La surface moyenne recule à 770 m² contre 870 m² en 2025. Comme sur les bureaux, les preneurs rationalisent.
Sur le segment des entrepôts, les grandes unités (> 5 000 m²) sont absentes du tableau ce trimestre — un seul mouvement notable, contre 6 500 m² au T1 2025. Les entrepôts de taille intermédiaire (< 5 000 m²) maintiennent en revanche une activité régulière avec 11 000 m² placés en 4 transactions, à une surface moyenne en progression à 2 700 m². La logistique de proximité, portée par les besoins de distribution du dernier kilomètre, continue d’animer ce segment de manière constante.
Ce que les chiffres ne disent pas encore
Les données de l’OIEB photographient le marché au 31 mars. Elles ne captent pas les mandats en cours de négociation, les visites qui se multiplient depuis le début du printemps, ni la qualité des interlocuteurs qui reprennent contact après plusieurs mois d’attente. Ces signaux-là ne se mesurent pas en mètres carrés, mais ils précèdent systématiquement les chiffres trimestriels d’un cycle ou deux.
Ce que nous observons sur le terrain corrobore une inflexion : les décisions, longtemps différées au motif d’une incertitude macroéconomique que personne ne pouvait vraiment dater, commencent à se débloquer. Les entreprises qui avaient choisi de reconduire leur bail « le temps de voir » arrivent au terme de cette posture attentiste. Elles doivent désormais arbitrer.
Deux indicateurs méritent d’être relevés pour comprendre la dynamique sous-jacente. D’abord, 22% des transactions en locaux d’activités émanent d’entreprises extérieures à la Gironde venant s’implanter sur le territoire. L’attractivité de la métropole bordelaise pour les entreprises hors région est une réalité que les chiffres confirment trimestre après trimestre, y compris dans les périodes moins actives. Ensuite, les valeurs locatives résistent sur l’ensemble des segments : ni effondrement du côté des propriétaires, ni envolée spéculative qui viendrait brider la reprise. Un équilibre rare, qui crée les conditions d’un redémarrage ordonné.

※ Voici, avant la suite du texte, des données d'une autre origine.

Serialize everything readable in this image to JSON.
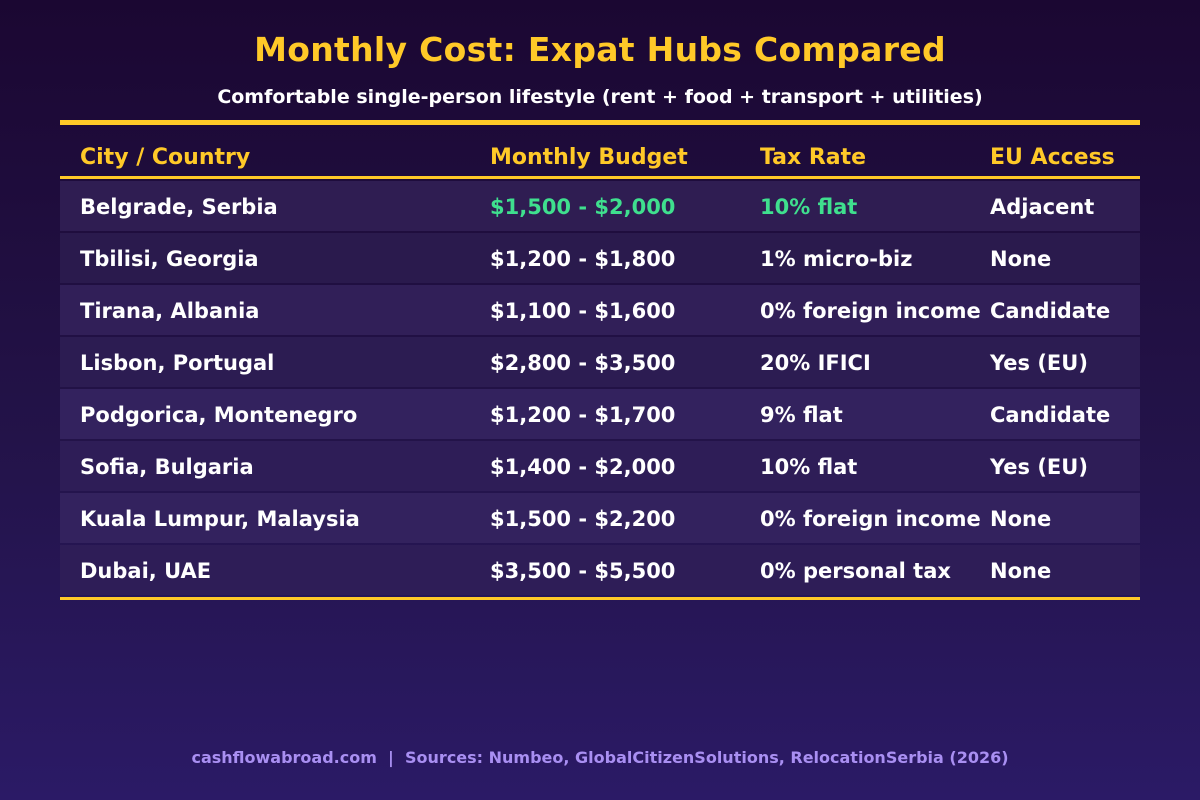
{
  "chart_data": {
    "type": "table",
    "title": "Monthly Cost: Expat Hubs Compared",
    "subtitle": "Comfortable single-person lifestyle (rent + food + transport + utilities)",
    "columns": [
      "City / Country",
      "Monthly Budget",
      "Tax Rate",
      "EU Access"
    ],
    "rows": [
      [
        "Belgrade, Serbia",
        "$1,500 - $2,000",
        "10% flat",
        "Adjacent"
      ],
      [
        "Tbilisi, Georgia",
        "$1,200 - $1,800",
        "1% micro-biz",
        "None"
      ],
      [
        "Tirana, Albania",
        "$1,100 - $1,600",
        "0% foreign income",
        "Candidate"
      ],
      [
        "Lisbon, Portugal",
        "$2,800 - $3,500",
        "20% IFICI",
        "Yes (EU)"
      ],
      [
        "Podgorica, Montenegro",
        "$1,200 - $1,700",
        "9% flat",
        "Candidate"
      ],
      [
        "Sofia, Bulgaria",
        "$1,400 - $2,000",
        "10% flat",
        "Yes (EU)"
      ],
      [
        "Kuala Lumpur, Malaysia",
        "$1,500 - $2,200",
        "0% foreign income",
        "None"
      ],
      [
        "Dubai, UAE",
        "$3,500 - $5,500",
        "0% personal tax",
        "None"
      ]
    ],
    "highlighted_row": 0,
    "colors": {
      "accent": "#ffc928",
      "highlight": "#3fdf8e",
      "text": "#ffffff",
      "footer": "#a98ff2"
    }
  },
  "footer": "cashflowabroad.com  |  Sources: Numbeo, GlobalCitizenSolutions, RelocationSerbia (2026)"
}
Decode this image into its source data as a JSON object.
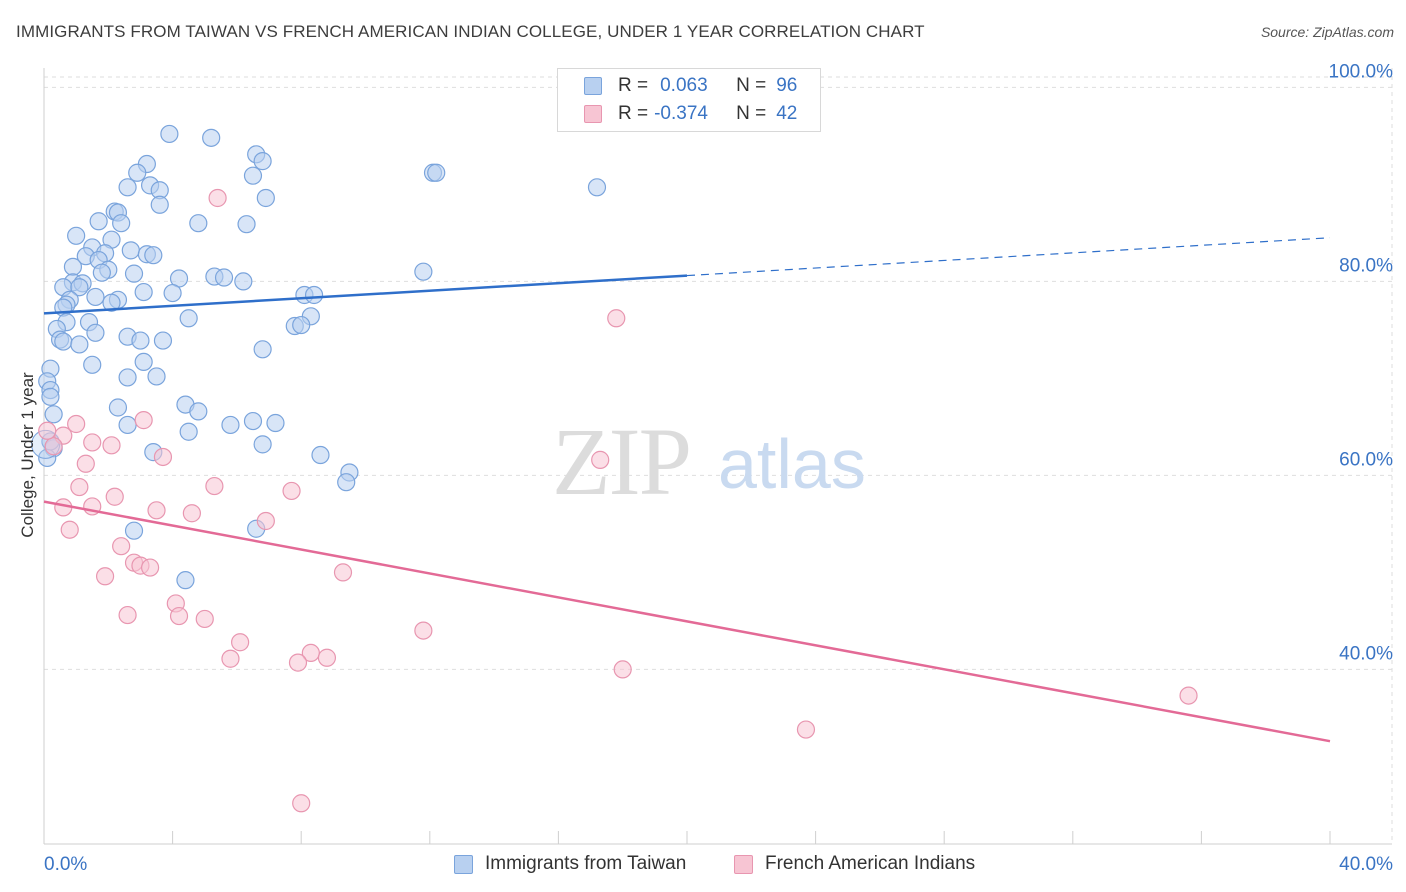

En guise de conclusion : un marché qui se recalibre, pas qui se dérobe
Le T1 2026 est un trimestre de transition — ce terme, souvent galvaudé, prend ici tout son sens. Les volumes en retrait ne reflètent pas une défiance structurelle à l’égard du territoire ou de l’immobilier d’entreprise en général. Ils reflètent un ajustement entre une offre abondante, une demande plus précise dans ses exigences, et des décideurs qui ont appris, au fil des dernières années, à ne pas confondre vitesse et précipitation.
Bordeaux Métropole aborde ce cycle de reprise avec des fondamentaux solides : un hypercentre bureau en tension réelle, une périphérie qui offre des conditions de négociation favorables aux preneurs les plus proactifs, un tissu économique qui continue d’attirer des entreprises extérieures, et des valeurs locatives qui restent compétitives à l’échelle des grandes métropoles régionales françaises.
Pour les entreprises qui envisagent une relocalisation, une extension ou une première implantation, la configuration actuelle du marché — offre étoffée, conditions négociables, reprise naissante — constitue une fenêtre d’opportunité que les prochains trimestres refermeront progressivement.
Source : Observatoire de l’Immobilier d’Entreprise Bordelais (OIEB) – T1 2026, publié par a’urba, Agence d’urbanisme Bordeaux Aquitaine.